There is certainly a blessed gospel in these sweet perfumes, distilled in Nature’s laboratory. What would the world be without them, we often ask. We might well query what men and women would be without them. As children they fed upon daisy banks and clover fields. Their chubby hands held a bunch of “posies” almost as soon as the proverbial rattle. They early began to love sweet odors from flower blooms. Nothing is more common than to see a child with his nose deep in amongst the flower petals, like some bright golden-throated humming bird. These are recording certain impressions upon heart and brain. The eye is being trained to love the beautiful and hate the ugly. The perfume of white roses and clover blooms is stencilling certain truths upon the inmost soul. The memory works through the nose, as well as through the eyes and ears. Thus the gospel of the gentle and the innocent is preached by these angels with veri-colored wings. That gospel will not soon be forgotten, even in the midst of the world’s sin and confusion of tongues.

The child who is to be an author ought to spend the days of childhood in the atmosphere of books, they tell us. The boy or girl who is to be an artist should live amongst the famous pictures of the creators of the Golden Age of Art, and amid the grandest works of God. These associations are formative of tastes, appetites and aptitudes. They hang the soul’s halls and chambers with beautiful pictures, and line its walls with books. How much more, when you would produce a man or woman of fine mould and pure life, in touch with all the best things, swayed by the memories of flowers and birds and sweet and subtile odors, ought you to bring the child up with rose gardens, clover fields and cherry blossoms. These things must pull strongly on the cords of the heart, and keep many a man and woman from the baser life, when temptations are strong upon them. Such surroundings help in making character, but are not necessarily saviors of men. We should, however, learn to use them for just what they are worth, and no more.

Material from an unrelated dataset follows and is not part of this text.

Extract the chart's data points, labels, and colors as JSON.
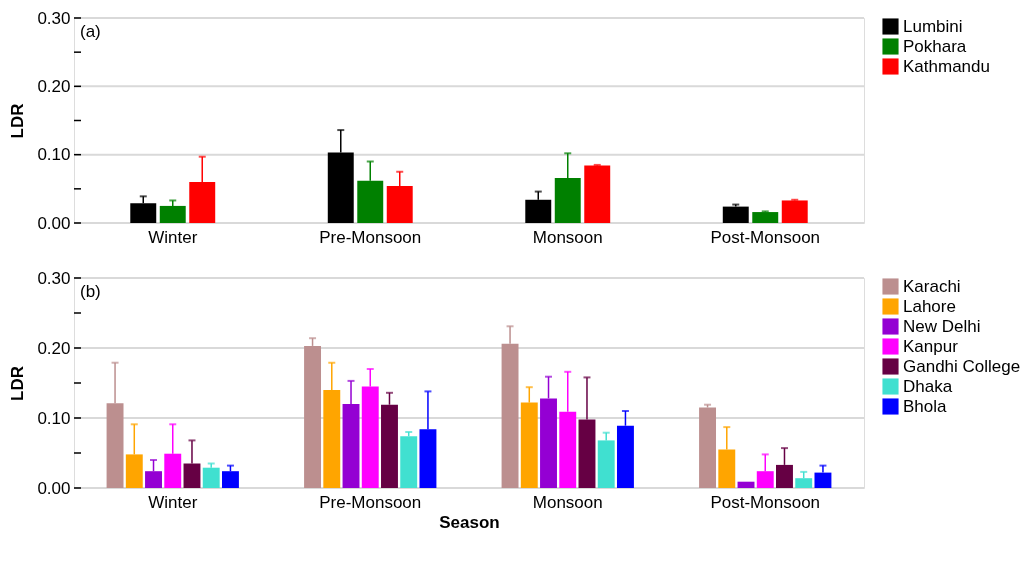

The clover blooms, like the swan’s song, are the sweetest in death. Behold the clover field when the mowers have laid the white and crimson heads low on a Summer morning! The bees went down with them, and still continue to search for honey, buzzing about amongst the stalks. As the sun mounts higher, the boy comes whistling afield, and tosses the clover blooms with his fork, spreading them evenly over the meadow. Now the air is full of sweetest and most bewitching odors. Blended with the fragrance of the newly mown hay, the scent of the clover blooms seems intensified, as that of rose leaves in the rose jar. At evening time it fills the old barn, is breathed out through the wide open doors, and clings to one’s garments, as he takes a refreshing drink at the old well. The delicious fragrance of the flowers and the newmown hay is as free as the air, for all the air is laden with it. You need not own the field or plant the rose bushes, but may enjoy your neighbor’s if you will. Blessed is the man, however, who plants rose bushes in his garden and sows clover in his fields for the bees and men. To make the world more beautiful is to help in making characters more beautiful.